Il mentionne que la défense a réalisé qu’elle avait «élaboré» cette preuve pour arrêter Bini lorsqu’elle a demandé l’enregistrement de l’appel – ce qui est obligatoire – et que la police a répondu qu’il était impossible d’avoir accès à la conversation car «ce jour-là, le dispositif technologique» qui l’a enregistrée ne fonctionnait pas. Cependant, plus tard, les avocats ont demandé une certification et la même institution a déclaré que «l’équipement fonctionnait ce jour-là».
Soria souligne «qu’il est temps que toutes les personnes «qui ont eu ce lien dans l’affaire Ola pour créer ce type de fausses preuves afin de pouvoir l’emprisonner» paient. Selon ses critères, «de la plus haute figure politique à la plus basse figure administrative qui s’est prêtée à cette fraude» doit être tenue pour responsable.
Selon l’article 272 du COIP, le crime de «fraude procédurale» est commis lorsqu’une personne «dissimule des instruments ou des preuves, modifie l’état des choses, des lieux ou des personnes» afin de «provoquer la tromperie» dans une procédure judiciaire, et est passible d’un à trois ans de prison.
Retarder le processus
En avril dernier, la Commission Interaméricaine des Droits de l’Homme (CIDH), dans son rapport annuel 2020, a exprimé son inquiétude quant au retard pris dans la procédure contre le Suédois.

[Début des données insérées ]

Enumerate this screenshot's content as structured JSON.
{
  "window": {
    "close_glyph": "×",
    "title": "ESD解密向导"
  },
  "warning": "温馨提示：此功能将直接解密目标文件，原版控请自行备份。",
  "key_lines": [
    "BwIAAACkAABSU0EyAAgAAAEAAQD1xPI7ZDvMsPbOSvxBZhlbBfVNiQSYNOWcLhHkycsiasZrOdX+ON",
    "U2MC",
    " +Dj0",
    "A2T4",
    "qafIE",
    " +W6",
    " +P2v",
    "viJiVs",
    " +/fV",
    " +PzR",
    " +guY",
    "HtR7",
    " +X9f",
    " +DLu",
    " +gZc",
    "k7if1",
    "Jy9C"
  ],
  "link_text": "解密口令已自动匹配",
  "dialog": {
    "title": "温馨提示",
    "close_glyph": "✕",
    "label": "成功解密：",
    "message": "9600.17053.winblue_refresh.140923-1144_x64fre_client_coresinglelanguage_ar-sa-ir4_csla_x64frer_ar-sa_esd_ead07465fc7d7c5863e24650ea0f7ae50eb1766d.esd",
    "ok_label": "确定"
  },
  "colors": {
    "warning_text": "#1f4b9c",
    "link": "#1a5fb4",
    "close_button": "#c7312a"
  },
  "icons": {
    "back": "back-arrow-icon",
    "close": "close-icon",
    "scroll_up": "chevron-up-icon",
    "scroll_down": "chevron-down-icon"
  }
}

Plus précisément, la déclaration émane du Bureau du rapporteur spécial pour la liberté d’expression, qui s’est dit «préoccupé par le fait qu’en 2020, le procès contre l’informaticien militant Ola Bini a continué d’être retardé, les audiences préparatoires de son procès ayant été suspendues et reprogrammées au moins cinq fois».
Il aura fallu plus de six mois pour que le procès ait enfin lieu, l’audience préparatoire ayant été suspendue en décembre 2020.
Le 22 juin, Soria a intenté une action en récusation contre le juge Proaño et une heure après son dépôt, selon l’avocat, elle a demandé le rétablissement de l’audience, qui a eu lieu le mardi 29 juin.